Shetland, one of two colleges along with Orkney still run by its local authority, has cut eight posts over the past two years. Mr Dargie said it was anticipated that the islands council would help cushion the blow, which has not been helped by the halving of transitional relief to pound;248,000. The college has, however, still to receive its share of the pound;6 million paid out to the institutions within the Highlands and Islands university project.
James Logan, newly appointed principal of Moray College, where the grant increase is just 0.1 per cent, said there was serious cause for concern". He believes the funding council has not sufficiently recognised the costs of rural geography and of rural transport, which pose problems for widening access.

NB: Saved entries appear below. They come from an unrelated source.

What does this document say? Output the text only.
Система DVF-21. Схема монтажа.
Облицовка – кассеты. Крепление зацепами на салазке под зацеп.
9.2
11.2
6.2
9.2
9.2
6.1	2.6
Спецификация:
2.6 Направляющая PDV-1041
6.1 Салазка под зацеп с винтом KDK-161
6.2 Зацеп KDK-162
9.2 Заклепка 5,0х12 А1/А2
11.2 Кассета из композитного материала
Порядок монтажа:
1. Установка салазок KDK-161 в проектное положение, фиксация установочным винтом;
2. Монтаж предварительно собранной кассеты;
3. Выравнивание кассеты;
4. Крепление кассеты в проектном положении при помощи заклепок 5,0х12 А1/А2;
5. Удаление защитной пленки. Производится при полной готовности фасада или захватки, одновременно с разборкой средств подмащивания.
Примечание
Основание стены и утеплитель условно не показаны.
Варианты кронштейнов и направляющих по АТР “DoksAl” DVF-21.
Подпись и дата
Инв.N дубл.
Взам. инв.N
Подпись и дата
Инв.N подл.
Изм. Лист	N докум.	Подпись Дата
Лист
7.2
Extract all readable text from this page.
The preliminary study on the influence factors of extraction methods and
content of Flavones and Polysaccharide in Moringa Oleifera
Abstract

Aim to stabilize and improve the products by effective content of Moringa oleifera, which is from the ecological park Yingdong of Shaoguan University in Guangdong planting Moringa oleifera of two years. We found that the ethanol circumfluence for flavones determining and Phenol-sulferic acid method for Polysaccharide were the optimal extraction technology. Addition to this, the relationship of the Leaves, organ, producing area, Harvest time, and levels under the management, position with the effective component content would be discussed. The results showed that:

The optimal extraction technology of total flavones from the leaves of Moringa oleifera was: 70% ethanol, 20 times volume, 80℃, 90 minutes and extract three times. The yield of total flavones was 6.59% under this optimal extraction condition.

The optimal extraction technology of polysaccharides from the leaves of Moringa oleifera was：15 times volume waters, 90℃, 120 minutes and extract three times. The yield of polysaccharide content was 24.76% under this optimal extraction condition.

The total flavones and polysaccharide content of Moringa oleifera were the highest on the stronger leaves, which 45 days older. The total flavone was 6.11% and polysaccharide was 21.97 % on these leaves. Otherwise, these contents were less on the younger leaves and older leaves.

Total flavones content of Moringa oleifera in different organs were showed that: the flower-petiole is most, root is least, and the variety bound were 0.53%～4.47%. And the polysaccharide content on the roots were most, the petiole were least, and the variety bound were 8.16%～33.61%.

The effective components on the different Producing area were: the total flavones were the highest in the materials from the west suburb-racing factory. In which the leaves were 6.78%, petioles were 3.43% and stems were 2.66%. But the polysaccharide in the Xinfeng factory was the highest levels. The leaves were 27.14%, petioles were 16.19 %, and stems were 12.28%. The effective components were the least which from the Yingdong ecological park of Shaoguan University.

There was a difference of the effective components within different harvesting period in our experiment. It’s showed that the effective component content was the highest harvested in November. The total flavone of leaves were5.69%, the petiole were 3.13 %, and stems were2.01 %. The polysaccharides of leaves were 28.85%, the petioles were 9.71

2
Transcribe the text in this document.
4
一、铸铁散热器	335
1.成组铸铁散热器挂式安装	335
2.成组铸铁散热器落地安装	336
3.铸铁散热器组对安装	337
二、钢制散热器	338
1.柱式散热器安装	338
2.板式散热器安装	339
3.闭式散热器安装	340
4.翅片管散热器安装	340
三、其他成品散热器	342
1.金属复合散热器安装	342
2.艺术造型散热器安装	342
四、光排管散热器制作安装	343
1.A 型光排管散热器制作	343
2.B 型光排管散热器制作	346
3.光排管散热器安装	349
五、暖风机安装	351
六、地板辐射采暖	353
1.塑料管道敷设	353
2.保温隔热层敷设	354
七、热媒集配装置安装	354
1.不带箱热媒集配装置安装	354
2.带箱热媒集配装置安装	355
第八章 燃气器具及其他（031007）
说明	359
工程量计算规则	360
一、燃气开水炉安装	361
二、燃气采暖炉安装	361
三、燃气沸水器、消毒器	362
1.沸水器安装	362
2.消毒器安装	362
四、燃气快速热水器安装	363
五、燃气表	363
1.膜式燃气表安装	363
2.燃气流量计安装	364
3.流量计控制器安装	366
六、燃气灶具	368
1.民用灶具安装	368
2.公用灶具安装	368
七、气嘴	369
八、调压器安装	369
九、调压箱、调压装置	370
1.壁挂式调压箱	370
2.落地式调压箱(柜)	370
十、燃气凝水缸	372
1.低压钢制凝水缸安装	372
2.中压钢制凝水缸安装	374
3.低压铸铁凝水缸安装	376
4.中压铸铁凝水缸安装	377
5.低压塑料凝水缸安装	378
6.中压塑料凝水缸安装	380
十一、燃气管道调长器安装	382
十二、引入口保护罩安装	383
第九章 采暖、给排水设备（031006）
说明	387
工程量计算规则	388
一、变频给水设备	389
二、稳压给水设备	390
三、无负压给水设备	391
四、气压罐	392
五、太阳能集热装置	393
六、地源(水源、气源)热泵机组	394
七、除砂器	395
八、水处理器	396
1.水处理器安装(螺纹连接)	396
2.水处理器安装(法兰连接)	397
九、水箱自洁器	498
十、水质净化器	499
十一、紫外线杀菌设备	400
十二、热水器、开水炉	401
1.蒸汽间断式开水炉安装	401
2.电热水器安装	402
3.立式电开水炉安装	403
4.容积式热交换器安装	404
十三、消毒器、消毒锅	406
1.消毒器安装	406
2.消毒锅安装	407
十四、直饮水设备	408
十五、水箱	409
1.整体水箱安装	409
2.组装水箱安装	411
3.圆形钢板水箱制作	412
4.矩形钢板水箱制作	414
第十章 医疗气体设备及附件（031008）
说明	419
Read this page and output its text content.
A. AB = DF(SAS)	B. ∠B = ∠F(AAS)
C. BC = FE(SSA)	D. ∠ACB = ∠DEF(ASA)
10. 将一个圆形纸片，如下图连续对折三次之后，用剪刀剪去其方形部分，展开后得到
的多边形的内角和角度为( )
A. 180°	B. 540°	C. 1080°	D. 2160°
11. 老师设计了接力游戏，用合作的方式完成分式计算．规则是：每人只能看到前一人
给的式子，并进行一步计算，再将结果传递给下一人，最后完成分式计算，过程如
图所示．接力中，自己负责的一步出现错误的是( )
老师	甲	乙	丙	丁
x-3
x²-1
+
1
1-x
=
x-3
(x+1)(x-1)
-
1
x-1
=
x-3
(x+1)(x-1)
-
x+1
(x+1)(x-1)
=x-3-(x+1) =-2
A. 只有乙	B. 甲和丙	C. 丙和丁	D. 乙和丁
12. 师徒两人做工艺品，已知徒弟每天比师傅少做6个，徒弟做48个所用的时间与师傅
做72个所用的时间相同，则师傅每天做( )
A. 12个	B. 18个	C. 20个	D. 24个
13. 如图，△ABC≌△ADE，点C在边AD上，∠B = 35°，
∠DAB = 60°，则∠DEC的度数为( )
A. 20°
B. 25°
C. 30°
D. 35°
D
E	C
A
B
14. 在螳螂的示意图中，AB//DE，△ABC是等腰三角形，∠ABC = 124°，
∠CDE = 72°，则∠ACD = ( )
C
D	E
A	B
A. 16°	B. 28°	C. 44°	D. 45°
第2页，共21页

At Borders College, a 0.7 per cent increase will have "major implications", Bob Murray, the principal, says. But he hopes there will be "minimum impact on the staff and students".
A more upbeat note was struck at Langside College in Glasgow, despite a decrease of 3.4 per cent. "We expected it to be worse," Graeme Hyslop, the principal, commented. A college with a history of high costs, Langside has had to shed 22 posts with only a few being replaced.
Mr Hyslop has longer-term worries. Maintenance allowances to persuade students to stay on at school will be introduced in Glasgow in August. Universities are also wooing more students.
"These two things together will create a bit of a squeeze for FE," Mr Hyslop said.